特別な1日  

-Una Giornata Particolare,Parte2-

世界の1%側として(笑):映画『アジョシ』

度々書いているが、ボクは他人と話すのがあまり好きではない。プライヴェートでも仕事でも、1日中誰とも口を利かなくても全然何とも思わないし、実際 そういう日は1年の中には、結構ある。
だけど、子供と犬に対しては違う。散歩中の犬には自分から声をかけることもできるし、電車や飛行機では子どもに声を掛けられることはしばしばだし(同類だと思われてるんだろう)、犬や子供に何かおねだりされたら、たいていのことは言うことを聞いてしまう。 可愛ければ、人嫌いとか原理原則なんてどうでもいいんだよ(笑)。


新宿で映画『アジョシ』http://ajussi2011.jp/pc/
麻薬取引と臓器取引!に巻き込まれた幼い女の子を、隣家のおじさん(アジョシ)が救い出す、というお話。
劇場で予告編を見たときから、恵まれない境遇で育つ女の子と元特殊部隊員で今は隠遁生活を送るおじさん、孤独な人間どうしの感情の機微が琴線に触れた。リュック・ベッソンの『レオン』に似ている。


この映画を見に行くときは正直、ちょっとビビッていた。周りは熱狂的な韓流マダムばっかりなんじゃないかって。びびった挙句 映画館へ行くのに、ちゃんとジャケット着ていったもんな(笑)。実際 観客の99%は、隣家のおじさんを演じる『ウォンビン、素敵〜』だろうし、ウォンビンくんは男のボクが見ても確かに格好良かった。ただ男前なだけでなく、一見 繊細で線が細くても、服を脱ぐとムキムキ(笑)っていうのがすごいよな。客観的には、この映画はウォンビンの格好良さを鑑賞するために作られたものだろう。
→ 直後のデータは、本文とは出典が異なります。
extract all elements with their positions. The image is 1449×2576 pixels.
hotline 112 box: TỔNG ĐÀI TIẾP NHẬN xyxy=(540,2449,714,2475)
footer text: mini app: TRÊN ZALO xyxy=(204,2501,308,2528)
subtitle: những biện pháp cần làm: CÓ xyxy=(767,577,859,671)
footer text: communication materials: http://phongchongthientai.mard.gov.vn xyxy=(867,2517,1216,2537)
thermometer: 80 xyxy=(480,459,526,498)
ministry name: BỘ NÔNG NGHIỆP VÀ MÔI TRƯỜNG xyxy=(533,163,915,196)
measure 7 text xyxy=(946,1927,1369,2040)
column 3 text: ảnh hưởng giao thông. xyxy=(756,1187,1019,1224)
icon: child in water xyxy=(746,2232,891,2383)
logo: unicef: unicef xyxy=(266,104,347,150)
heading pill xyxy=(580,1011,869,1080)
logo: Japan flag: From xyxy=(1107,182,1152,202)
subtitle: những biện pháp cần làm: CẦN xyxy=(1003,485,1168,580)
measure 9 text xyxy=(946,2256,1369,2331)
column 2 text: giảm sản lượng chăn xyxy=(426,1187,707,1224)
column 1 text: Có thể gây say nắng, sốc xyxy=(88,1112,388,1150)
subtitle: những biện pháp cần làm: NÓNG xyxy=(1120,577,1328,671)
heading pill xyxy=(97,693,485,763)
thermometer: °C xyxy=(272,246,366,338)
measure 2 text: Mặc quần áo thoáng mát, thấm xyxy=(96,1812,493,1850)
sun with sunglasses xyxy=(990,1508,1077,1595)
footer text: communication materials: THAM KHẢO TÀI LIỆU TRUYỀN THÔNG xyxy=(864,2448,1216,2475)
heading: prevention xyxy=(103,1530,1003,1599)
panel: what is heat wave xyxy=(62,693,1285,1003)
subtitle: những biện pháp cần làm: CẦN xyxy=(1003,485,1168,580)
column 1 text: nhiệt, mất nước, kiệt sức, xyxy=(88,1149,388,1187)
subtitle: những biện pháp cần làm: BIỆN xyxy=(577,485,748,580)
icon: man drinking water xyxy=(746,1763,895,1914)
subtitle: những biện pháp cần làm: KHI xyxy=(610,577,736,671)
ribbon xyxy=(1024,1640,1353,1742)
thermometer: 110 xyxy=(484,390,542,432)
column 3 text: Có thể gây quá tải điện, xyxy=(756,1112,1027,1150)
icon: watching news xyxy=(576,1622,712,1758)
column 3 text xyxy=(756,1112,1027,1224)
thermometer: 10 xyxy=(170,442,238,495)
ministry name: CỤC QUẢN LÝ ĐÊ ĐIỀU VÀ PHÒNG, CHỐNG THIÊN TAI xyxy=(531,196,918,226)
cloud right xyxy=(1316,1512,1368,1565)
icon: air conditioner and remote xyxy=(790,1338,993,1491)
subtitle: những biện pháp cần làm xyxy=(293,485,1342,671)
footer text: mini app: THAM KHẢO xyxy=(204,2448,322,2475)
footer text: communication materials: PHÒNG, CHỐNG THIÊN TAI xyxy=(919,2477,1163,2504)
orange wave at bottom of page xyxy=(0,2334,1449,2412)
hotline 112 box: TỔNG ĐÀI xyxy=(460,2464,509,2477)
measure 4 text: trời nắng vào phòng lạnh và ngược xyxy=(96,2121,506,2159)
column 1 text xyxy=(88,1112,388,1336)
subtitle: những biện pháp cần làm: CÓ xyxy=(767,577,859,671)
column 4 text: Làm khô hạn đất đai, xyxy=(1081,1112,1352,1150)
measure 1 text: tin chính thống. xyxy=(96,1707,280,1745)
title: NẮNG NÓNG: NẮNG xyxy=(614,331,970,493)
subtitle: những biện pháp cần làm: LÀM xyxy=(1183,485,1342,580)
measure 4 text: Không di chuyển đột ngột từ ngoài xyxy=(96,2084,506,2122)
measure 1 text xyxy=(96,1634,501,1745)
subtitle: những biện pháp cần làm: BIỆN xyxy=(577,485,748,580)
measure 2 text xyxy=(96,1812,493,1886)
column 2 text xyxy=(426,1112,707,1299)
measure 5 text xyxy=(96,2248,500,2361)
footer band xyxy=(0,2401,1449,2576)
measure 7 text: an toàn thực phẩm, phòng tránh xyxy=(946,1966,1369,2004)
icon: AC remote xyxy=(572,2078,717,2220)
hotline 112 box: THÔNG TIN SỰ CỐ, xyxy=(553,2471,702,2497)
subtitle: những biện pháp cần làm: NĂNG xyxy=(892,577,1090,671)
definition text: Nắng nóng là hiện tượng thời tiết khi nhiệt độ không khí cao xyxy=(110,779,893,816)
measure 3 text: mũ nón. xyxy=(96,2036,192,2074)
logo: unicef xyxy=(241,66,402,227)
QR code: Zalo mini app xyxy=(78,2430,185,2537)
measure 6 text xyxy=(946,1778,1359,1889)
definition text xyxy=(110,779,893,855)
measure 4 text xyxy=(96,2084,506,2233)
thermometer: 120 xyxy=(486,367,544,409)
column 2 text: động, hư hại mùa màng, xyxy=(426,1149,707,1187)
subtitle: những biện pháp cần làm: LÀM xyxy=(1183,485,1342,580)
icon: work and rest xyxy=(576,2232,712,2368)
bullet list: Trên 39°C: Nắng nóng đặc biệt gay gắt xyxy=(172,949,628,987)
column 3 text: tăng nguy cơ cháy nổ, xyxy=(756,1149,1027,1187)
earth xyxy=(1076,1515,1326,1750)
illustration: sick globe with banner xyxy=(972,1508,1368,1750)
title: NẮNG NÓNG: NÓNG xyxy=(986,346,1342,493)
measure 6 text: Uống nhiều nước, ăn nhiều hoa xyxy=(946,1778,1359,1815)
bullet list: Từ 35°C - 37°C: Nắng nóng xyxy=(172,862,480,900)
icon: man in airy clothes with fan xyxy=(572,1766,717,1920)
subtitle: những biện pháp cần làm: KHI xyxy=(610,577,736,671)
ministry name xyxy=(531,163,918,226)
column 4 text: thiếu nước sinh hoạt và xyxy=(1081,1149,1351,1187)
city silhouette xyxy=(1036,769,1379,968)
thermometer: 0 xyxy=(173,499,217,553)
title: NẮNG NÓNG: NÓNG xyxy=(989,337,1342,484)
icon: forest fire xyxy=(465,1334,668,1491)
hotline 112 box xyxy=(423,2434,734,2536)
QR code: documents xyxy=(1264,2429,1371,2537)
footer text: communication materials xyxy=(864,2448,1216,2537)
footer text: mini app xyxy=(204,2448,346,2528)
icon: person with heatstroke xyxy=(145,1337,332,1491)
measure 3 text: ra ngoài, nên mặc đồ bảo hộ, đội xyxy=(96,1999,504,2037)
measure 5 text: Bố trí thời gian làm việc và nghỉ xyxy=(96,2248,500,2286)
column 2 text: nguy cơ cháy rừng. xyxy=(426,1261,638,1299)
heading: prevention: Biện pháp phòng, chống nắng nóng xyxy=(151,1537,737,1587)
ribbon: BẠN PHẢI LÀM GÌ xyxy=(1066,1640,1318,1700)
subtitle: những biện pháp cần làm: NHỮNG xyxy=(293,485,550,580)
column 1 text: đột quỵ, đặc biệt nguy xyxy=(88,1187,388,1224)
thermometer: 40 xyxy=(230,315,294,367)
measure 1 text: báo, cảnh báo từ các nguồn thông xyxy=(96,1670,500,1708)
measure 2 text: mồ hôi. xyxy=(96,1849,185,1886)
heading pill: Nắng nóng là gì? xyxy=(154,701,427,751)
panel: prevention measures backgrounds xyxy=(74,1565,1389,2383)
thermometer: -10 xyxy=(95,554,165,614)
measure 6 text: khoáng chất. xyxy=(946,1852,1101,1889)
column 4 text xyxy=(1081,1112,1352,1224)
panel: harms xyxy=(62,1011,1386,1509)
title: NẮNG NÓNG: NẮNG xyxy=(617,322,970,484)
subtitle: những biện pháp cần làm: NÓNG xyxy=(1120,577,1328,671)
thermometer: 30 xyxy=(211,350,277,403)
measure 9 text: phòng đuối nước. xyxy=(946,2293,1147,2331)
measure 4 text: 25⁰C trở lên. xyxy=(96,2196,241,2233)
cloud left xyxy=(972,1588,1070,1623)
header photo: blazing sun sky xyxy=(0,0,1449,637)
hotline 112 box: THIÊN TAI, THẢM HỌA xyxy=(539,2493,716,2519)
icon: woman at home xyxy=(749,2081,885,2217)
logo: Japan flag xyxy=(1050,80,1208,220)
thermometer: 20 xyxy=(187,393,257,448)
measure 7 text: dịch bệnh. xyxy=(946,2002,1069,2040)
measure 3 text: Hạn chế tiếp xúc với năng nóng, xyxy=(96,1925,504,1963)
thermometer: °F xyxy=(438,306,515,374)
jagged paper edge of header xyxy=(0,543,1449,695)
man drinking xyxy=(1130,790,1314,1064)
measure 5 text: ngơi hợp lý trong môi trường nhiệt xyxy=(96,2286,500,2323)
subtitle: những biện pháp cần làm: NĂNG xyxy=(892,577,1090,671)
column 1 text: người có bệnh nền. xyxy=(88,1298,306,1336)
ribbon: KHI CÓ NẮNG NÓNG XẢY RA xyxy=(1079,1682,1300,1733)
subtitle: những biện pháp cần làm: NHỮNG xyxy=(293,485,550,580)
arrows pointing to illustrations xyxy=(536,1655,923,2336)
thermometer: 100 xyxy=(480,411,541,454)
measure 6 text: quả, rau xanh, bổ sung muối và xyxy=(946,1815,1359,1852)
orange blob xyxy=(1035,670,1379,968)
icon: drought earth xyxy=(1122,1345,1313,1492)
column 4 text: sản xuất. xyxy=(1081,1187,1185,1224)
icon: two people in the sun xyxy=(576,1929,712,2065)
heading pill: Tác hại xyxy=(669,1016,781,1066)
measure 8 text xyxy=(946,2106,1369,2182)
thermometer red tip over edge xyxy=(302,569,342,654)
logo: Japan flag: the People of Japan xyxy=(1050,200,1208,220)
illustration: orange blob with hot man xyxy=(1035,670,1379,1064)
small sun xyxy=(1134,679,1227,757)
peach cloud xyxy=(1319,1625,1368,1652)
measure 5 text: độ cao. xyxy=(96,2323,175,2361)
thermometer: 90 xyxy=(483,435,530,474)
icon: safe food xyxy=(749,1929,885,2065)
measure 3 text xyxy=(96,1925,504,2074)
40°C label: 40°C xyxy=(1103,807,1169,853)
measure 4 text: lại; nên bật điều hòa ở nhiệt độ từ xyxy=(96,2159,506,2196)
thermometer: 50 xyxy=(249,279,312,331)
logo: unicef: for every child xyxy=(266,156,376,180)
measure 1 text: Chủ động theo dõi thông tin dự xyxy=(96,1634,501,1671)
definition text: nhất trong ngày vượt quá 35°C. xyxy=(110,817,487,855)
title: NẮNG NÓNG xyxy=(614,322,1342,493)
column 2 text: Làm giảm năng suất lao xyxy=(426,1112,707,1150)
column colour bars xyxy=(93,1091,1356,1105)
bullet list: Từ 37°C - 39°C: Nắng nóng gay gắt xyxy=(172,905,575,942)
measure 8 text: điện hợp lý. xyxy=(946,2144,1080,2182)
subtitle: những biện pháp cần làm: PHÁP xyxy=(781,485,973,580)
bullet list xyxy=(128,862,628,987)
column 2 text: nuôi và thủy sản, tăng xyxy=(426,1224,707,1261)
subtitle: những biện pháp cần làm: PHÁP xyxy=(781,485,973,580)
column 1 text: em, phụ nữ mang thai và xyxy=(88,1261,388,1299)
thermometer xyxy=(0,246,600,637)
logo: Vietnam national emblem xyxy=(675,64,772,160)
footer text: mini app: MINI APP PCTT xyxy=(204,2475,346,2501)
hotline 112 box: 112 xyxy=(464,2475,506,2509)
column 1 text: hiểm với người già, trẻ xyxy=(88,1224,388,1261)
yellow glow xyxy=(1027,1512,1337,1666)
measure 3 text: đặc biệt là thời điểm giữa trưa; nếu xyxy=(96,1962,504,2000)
だけど、この際、世の中の残り1%側としてはっきり言わせてもらう(笑)。
この映画の真の魅力は幼い女の子(キム・セロンちゃん)がめちゃくちゃ可愛いところなのだ10歳くらいの鼻ぺちゃで、いたいけな女の子に、たどたどしい口調で、『私、おじさんに嫌われたら、好きと思える人が世の中に誰もいなくなっちゃう』なんて言われたら、その時点で涙腺の堤防は決壊するに決まってるだろ。
そのシーン以降、ボクの理性は崩壊した(笑)。


映画は前半 女の子とおじさん、孤独な者同士の穏やかな心の触れ合いが描かれ、後半はお約束どおり 女の子をさらった悪役の兄弟とその部下を、元特殊部隊員のウォン・ビン文字通り、ぶち殺す×17(敵が17人居るってコト)。


悪役の兄弟二人は臓器売買という超外道のウルトラ極悪人として描かれているから、人殺しシーンにも関わらず見ている側は全く同情を感じない(笑)。孤独な男が他人を守る側へと変わっていく姿とも相まって、カタルシスを感じてしまう。そして最後は、多少は唐突でも とにかく、ハッピーエンド(笑)。娯楽映画なんだから、これでいいんだよ
昔の日本のヤクザ映画って、こんな感じだったんだろうか。

昔っぽいと言えば、この映画のもう一つのポイントは脇役が皆、ちょっと前の日本、70年代とかの映画にでてくるような味がある顔をしていることだ。極悪兄弟もウォンビンを追う刑事たちもベトナム帰りの悪役も、少女を暖かい目で見守る文房具屋のおじいさんもすごく良かった。良くも悪くも無機質じゃない、人間らしい感じがする



ナイフの使い方や格闘シーンなどアクション映画としてもすごいという評もあるが、それはボクにはわからない。ただ画面を見ていて、とても痛そうだった、ということだけは言える(韓国映画ってそういう描写が多いのかもしれないが、よくわからん)。 ま、娯楽映画らしく、あんまり痛そうな場面は事前にわかるので、ボクは目をつぶってたけど(笑)。


あと、この映画で描かれている韓国のギャング業界が市場規模が大きい中国に進出していこうとしているのも面白かった。ギャング業界もグローバリゼーションなんだ(笑)。
本当は韓国というと小泉改革、いや90年代後半の通貨危機後の新自由主義改革のせいで弱肉強食の厳しい社会なんだろうから(*ま、今のジニ係数は日本と同程度らしいが)、この映画の背景にある人々の暮らしぶりにはきっとそういうところもあるんだと思う。


でも それ以前にいたいけな少女が可愛くて可愛くて
『アジョシ』は手に汗握る娯楽作品、スカッとして楽しい映画だ。ハンカチは必須だけど(笑)。